A weekly podcast aired by a jury foreperson prompted a judge to toss a $40 million verdict against Presbyterian Healthcare Services and open the door to a new trial in the medical negligence case.
The judge ordered a mistrial in the case after finding that comments the foreperson expressed in her podcast indicated a bias against Presbyterian and health care providers generally.
The June 2 verdict followed a two-week trial in 2nd Judicial District Court before District Judge Denise Barela-Shepherd. The award included $15 million in punitive damages against Presbyterian.
Jurors also awarded nearly $25 million to the child, now 6, and a total of $825,000 to the boy’s parents, Samantha and Patrick Leonard. The couple alleged that Presbyterian personnel failed to diagnose the infant’s low blood glucose levels after the child’s birth in April 2019, resulting in brain damage and permanent developmental effects.
Attorneys for Presbyterian sought a new trial in July, arguing that “the jury foreperson, in her zeal to sit on the jury, concealed her biased opinions about our nation’s health care system.”
The foreperson, Rebecca Allen, hosts a weekly podcast called Becca Mari’s Freedom Speak that reveals “long-held biases toward health care providers which she failed to disclose” during jury selection, Presbyterian’s attorneys argued in a motion seeking a new trial.
“PHS has since learned Ms. Allen published multiple episodes over the course of the trial in which she discussed her jury service, and the trial, both during and immediately after the trial,” the motion said. Presbyterian attorneys took issue with Allen’s views on the COVID-19 pandemic, which she referred to as the “scamdemic,” and her criticism of the COVID vaccine, which she called the “clot shot.”
One of the podcasts was recorded on May 25, about halfway through the trial, in which Allen discussed her service on the jury. She also said other jurors were aware of her podcast and “might be listening today,” the motion said.
The Leonards’ attorney, Lisa Curtis, responded that Presbyterian failed to show that Allen was biased and had no grounds to seek a mistrial. Allen’s opinions about the COVID-19 pandemic “are irrelevant in a case that had nothing to do with COVID-19. Nor can they be imputed to her overall opinion of the medical field or PHS, specifically.”
Curtis argued that Allen admitted during jury selection that she hosted a podcast and had “opinions” about medical care.
“Jurors can have opinions, even strong opinions, and even strong opinions that PHS, or the Court, disagree with — that does not automatically make them biased,” Curtis argued.
Curtis said in a written statement on Friday, “We respect jurors and the right to jury trial as a fundamental part of a democratic country.”

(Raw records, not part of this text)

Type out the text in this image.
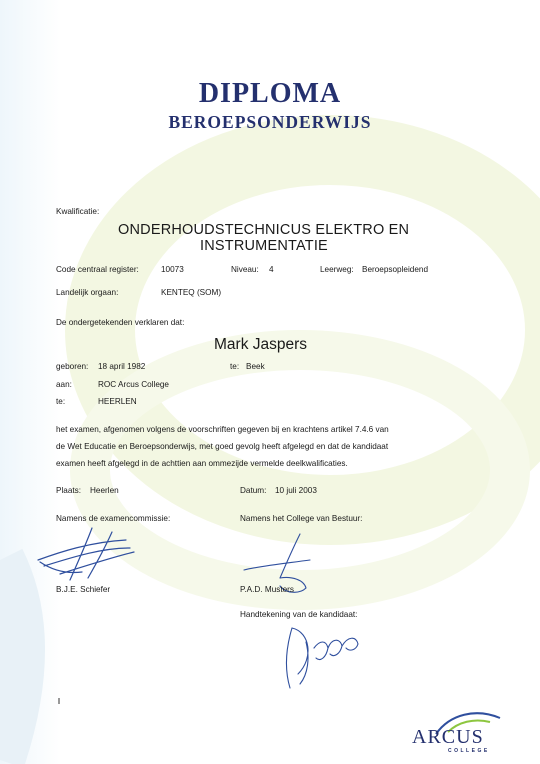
DIPLOMA
BEROEPSONDERWIJS
Kwalificatie:
ONDERHOUDSTECHNICUS ELEKTRO EN
INSTRUMENTATIE
Code centraal register:	10073	Niveau: 4	Leerweg: Beroepsopleidend
Landelijk orgaan:	KENTEQ (SOM)
De ondergetekenden verklaren dat:
Mark Jaspers
geboren: 18 april 1982	te: Beek
aan:	ROC Arcus College
te:	HEERLEN
het examen, afgenomen volgens de voorschriften gegeven bij en krachtens artikel 7.4.6 van
de Wet Educatie en Beroepsonderwijs, met goed gevolg heeft afgelegd en dat de kandidaat
examen heeft afgelegd in de achttien aan ommezijde vermelde deelkwalificaties.
Plaats: Heerlen	Datum: 10 juli 2003
Namens de examencommissie:	Namens het College van Bestuur:
B.J.E. Schiefer	P.A.D. Musters
Handtekening van de kandidaat:
ARCUS
COLLEGE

Judge Barela-Shepherd granted the mistrial and vacated the jury’s verdict in an Oct. 22 order.
“Based on Allen’s statement, the Court concludes that she was biased against (Presbyterian),” Barela-Shepherd wrote. “Allen’s statements demonstrate that her negative views of medical care providers, corporations, and hospitals, perhaps shaped during the pandemic, were durable, continuing up to and through trial.”

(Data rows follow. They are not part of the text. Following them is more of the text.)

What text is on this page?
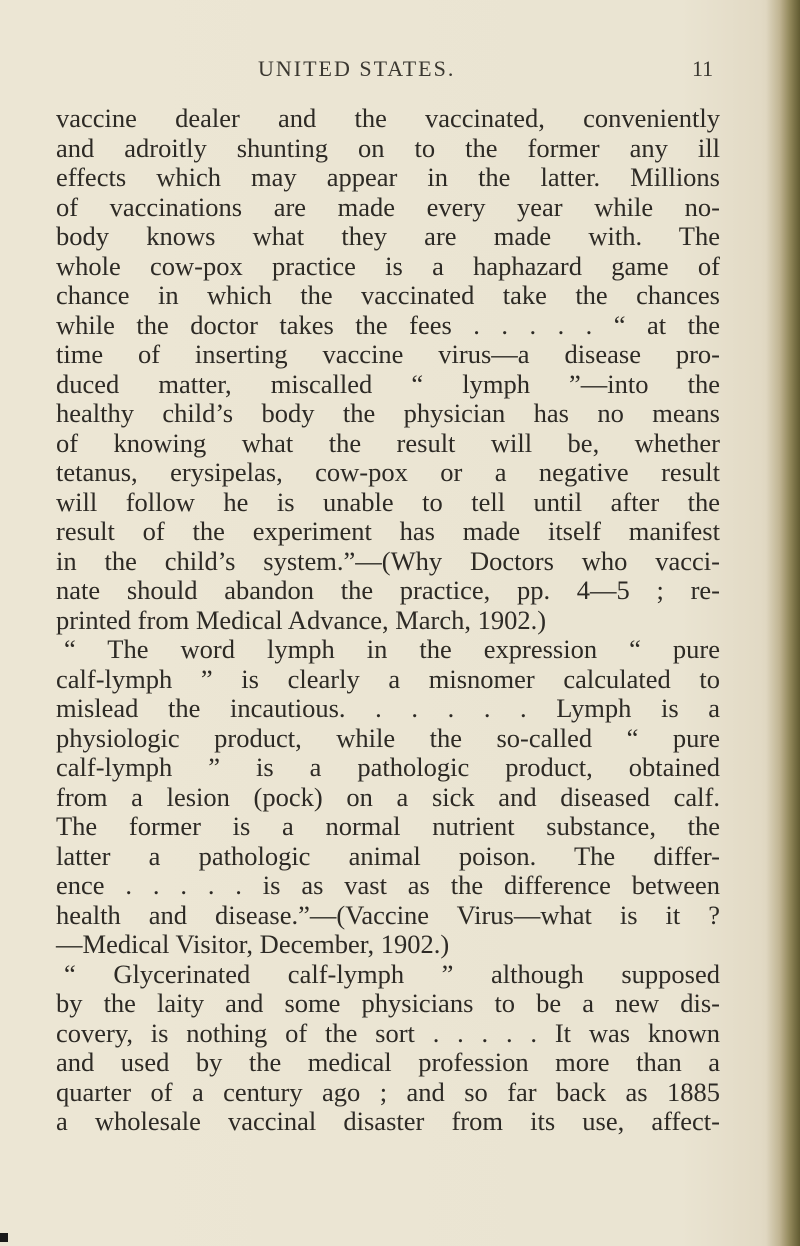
UNITED STATES.	11
vaccine dealer and the vaccinated, conveniently
and adroitly shunting on to the former any ill
effects which may appear in the latter. Millions
of vaccinations are made every year while no-
body knows what they are made with. The
whole cow-pox practice is a haphazard game of
chance in which the vaccinated take the chances
while the doctor takes the fees . . . . . “ at the
time of inserting vaccine virus—a disease pro-
duced matter, miscalled “ lymph ”—into the
healthy child’s body the physician has no means
of knowing what the result will be, whether
tetanus, erysipelas, cow-pox or a negative result
will follow he is unable to tell until after the
result of the experiment has made itself manifest
in the child’s system.”—(Why Doctors who vacci-
nate should abandon the practice, pp. 4—5 ; re-
printed from Medical Advance, March, 1902.)
“ The word lymph in the expression “ pure
calf-lymph ” is clearly a misnomer calculated to
mislead the incautious. . . . . . Lymph is a
physiologic product, while the so-called “ pure
calf-lymph ” is a pathologic product, obtained
from a lesion (pock) on a sick and diseased calf.
The former is a normal nutrient substance, the
latter a pathologic animal poison. The differ-
ence . . . . . is as vast as the difference between
health and disease.”—(Vaccine Virus—what is it ?
—Medical Visitor, December, 1902.)
“ Glycerinated calf-lymph ” although supposed
by the laity and some physicians to be a new dis-
covery, is nothing of the sort . . . . . It was known
and used by the medical profession more than a
quarter of a century ago ; and so far back as 1885
a wholesale vaccinal disaster from its use, affect-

Allen disputed the finding Friday and denied that she discussed the trial during her May 25 podcast.
“They just totally validated all of the things I’ve ever said about how I think it’s harder and harder to get a fair trial in this country these days,” Allen said Friday in a phone interview.
“I wasn’t talking about the details of the trial on that (May 25) show,” she said. “I was just being very generalized about serving on a jury.”
Allen said she discussed the trial in her podcast only after the jury returned the verdict and that she had been “open and honest” about her role as a conservative podcast host before she was selected as a juror.
“I’m skeptical,” Allen said. “I am skeptical about personal injury lawyers. I am skeptical about politicians. I am skeptical about health care when it gets mixed up with corporations.”
Allen acknowledged that she has expressed opinions on her podcast critical of corporate medical care, physicians and the response to the COVID-19 pandemic.
“But as far as the trial goes, everything that me and the other 11 jurors did during that trial was based on just the evidence and the testimony provided to us during the trial,” she said.